Estimated Time: 20 minutes
Students are asked to create states of the infinite potential well, composed both of single energy eigenstates and linear combinations of energy eigenstates, and animate the probability densities ${\left| {\psi \left( {x,t} \right)} \right|^2}$ to see how they change with time.
We provide students with a Mathematica template that has useful commands (animate, complex conjugate, plot etc.,) but it has no information about physics. We ask students to generate these animations from scratch, to encourage them to think about it means to superpose and whether the amplitudes or intensities should add. But here is an example that shows a typical result (more elaborate than what students would produce in the class).
In a brief mini-lecture, we remind students that the solutions of the (time-dependent) Schrödinger equation are linear combinations of energy eigenstates with an complex exponential coefficient that contains all the time dependence.

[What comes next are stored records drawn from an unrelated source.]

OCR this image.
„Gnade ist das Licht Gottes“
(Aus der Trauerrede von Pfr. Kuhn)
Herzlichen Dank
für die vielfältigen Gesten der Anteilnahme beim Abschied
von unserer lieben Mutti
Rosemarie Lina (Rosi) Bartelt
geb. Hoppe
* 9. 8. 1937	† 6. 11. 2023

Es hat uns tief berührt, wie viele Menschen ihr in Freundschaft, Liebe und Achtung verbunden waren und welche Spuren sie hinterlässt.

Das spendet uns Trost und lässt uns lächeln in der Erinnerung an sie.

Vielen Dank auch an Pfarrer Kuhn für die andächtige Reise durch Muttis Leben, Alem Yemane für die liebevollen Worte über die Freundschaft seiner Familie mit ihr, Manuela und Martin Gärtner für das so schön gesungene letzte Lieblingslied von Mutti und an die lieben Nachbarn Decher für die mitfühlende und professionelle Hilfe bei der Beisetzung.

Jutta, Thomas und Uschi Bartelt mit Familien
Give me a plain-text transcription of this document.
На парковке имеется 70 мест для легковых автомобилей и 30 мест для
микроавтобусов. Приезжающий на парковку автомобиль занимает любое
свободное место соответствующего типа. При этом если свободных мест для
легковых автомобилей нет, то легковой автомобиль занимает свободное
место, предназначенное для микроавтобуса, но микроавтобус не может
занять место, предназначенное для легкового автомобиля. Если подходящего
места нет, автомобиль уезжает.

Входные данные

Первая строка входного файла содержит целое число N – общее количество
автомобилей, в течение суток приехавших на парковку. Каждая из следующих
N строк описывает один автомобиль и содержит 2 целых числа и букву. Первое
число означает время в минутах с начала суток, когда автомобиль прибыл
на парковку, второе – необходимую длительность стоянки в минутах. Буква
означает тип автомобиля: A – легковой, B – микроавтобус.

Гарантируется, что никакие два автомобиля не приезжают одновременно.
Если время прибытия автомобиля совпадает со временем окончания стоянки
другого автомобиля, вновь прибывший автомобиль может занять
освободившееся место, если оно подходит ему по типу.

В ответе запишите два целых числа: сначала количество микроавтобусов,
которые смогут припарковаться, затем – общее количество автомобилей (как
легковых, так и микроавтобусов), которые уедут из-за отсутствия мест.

We also remind then that each term in the superposition gets a coefficient that corresponds to the eigen-energy of that state. Our students have seen this result derived in the Spins paradigm, three weeks prior.
The wrap-up for this activity is typically short, with groups briefly reporting their findings in general terms.
The time evolution of two state systems can lead into a nice discussion of phenomena, like spontaneous emission/absorption (see Chapter 9 of Griffith's “Introduction to Quantum Mechanics”, 2nd Ed.)